Tree of Life Navajo Rug
From the beginning of recorded history man has revered trees as sacred symbols of creation, fertility, resurrection and immortality. With roots firmly planted in the earth, sturdy trunks and branches reaching to the sky, trees were believed to connect the three realms of existence: underworld, terrestrial and celestial. Since the days of Mesopotamia trees such as the palm, ash, beech, oak and pine have been viewed as ladders leading from the unconscious to enlightenment, sheltering canopies for all of creation, shamanic routes to knowledge and pillars between heaven and earth. The Tree of Life Navajo Rug, or Cosmic Tree, is associated with the sacred feminine, with springs, vegetation and life giving waters.
For the Navajo, a race which migrated in ancient days from the wooded forests of Siberia to the dry desert lands of the American southwest, a new “tree” took hold as their world axis – Corn.
The “Holy Ones told the Navajos in the beginning, Corn will be your food, your prayer. Corn, the Navajo tree of life, was given to the Diné at creation as a gift…” (Capelin:2009)
For the Navajo corn is everything. In their origin myth they were created from corn.
“White Body carried two ears of corn, one yellow, one white…” The ears were placed between sacred buckskins with their tips facing east. “The white wind blew from the East and the yellow wind blew from the West, between the skins.” When “the upper buckskin was lifted; the ears of corn had disappeared.” The ear of white corn had become First Man and the yellow ear, First Woman. (Locke:2010)
Corn is holy, divine.

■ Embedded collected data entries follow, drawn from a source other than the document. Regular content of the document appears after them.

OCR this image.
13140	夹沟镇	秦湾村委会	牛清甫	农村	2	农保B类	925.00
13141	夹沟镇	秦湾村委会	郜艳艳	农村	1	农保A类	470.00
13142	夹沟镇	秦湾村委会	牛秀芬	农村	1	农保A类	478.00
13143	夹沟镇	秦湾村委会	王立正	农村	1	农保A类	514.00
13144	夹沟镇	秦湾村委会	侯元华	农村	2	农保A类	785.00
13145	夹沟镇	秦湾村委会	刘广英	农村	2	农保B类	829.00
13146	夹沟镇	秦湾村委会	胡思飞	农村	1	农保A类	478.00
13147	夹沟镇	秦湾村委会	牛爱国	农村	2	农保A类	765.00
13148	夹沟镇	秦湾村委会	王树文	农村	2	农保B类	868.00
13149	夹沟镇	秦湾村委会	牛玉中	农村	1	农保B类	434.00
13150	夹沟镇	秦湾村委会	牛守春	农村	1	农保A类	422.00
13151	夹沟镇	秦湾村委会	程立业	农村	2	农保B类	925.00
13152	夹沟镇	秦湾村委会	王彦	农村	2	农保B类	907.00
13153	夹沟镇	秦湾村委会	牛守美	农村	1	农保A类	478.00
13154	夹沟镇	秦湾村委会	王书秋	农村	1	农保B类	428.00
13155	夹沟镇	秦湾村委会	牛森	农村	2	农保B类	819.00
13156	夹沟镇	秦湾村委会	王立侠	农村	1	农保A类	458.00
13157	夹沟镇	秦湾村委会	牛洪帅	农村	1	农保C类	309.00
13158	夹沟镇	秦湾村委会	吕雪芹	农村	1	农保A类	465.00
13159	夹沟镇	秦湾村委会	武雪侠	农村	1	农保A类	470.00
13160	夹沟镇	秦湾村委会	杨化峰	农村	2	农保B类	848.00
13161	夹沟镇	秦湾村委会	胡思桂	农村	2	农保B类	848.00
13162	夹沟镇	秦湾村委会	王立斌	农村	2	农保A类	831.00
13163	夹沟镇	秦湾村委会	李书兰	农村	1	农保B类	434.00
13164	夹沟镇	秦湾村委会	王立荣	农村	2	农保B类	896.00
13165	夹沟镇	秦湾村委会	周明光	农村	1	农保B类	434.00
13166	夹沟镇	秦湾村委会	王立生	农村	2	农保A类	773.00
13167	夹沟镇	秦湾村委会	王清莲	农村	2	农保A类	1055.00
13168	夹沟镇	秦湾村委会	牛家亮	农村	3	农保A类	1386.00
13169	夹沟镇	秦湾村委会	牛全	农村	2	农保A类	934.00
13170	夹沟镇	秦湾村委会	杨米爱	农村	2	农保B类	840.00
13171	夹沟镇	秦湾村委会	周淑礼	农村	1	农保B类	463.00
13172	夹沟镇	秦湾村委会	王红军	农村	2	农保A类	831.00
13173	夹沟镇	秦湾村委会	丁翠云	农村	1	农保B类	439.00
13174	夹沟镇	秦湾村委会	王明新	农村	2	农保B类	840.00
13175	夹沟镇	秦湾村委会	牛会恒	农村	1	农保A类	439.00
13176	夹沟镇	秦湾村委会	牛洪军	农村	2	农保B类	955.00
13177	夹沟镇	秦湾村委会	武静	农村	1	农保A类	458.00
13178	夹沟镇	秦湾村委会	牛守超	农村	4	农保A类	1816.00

Corn is life giving nourishment to man and animal. Corn is utilized in every way by the Navajo and most importantly, corn holds the promise of life in its wafting grains of pollen.
The Tree of Life Navajo rug design first appeared in the late 1800s. “When the Navajo weavers started to weave pictorial rugs, they also started to manufacture rugs which depicted yei (Holy People) and cornstalks…the oldest wall hangings and rugs show a type of design that alternates yei and cornstalks, almost always with a bird on their tips or portrays Corn People as cornstalks with yei heads with birds perched on the leaves.” (Busatta:2013)
Contemporary Navajo Tree of Life rugs usually depict an upright cornstalk growing from a Navajo Wedding basket, the sacred basket whose center represents the Navajo point of emergence. The cornstalk’s green leaves shelter and support birds and creatures from the animal kingdom. The Navajo walk in balance and interconnectedness with all beings. “We learned our songs from the birds,” an elder medicine man said. “We learned our music, our voices, from the birds.” The yellow tassels at the top of the cornstalk represent sacred pollen. Corn pollen is prayer to the Navajo. “You put some in your mouth for your voice,” the elder said, “the voice you speak. Then you put some on the top of your head for the oxygen that has come into you. And then you sprinkle the corn pollen forward, where you want to go. In the old days we used to pray with corn pollen that had been dusted on the tail of a bluebird. That was high medicine.” Corn pollen is also seen as light, luminosity. “The pollen at the tassel tip is hit by the sun – ZAP! – like lightning,” the medicine man said.
The cornstalk in a Tree of Life Navajo rug can also be viewed as a metaphor for man’s birth and development. Corn is man and man is corn. The holy Corn People represent our highest selves. The ear is man’s “fruit” in life, his accomplishment and maturation. Pollen is man’s spiritual illumination. For the Navajo “the cornstalk’s process of life is a metaphor, like a ladder, and as humans develop and grow, they attain levels and grades in degree of teaching, learning and understanding.” In order to reach pollen’s radiance and purity one must follow the wisdom path.
When asked a final time about the meaning of the Tree of Life design, the medicine man said, “It’s the root, four; four stages of life, four elements, four directions. It’s harmony within the harmony. Underneath it all is First Woman, the lady from the North. It’s ‘looking back in.’ Corn is Grandmother, Grandfather. Walking under the corn leaf is the Beauty Way. We call it, iiná, Life.”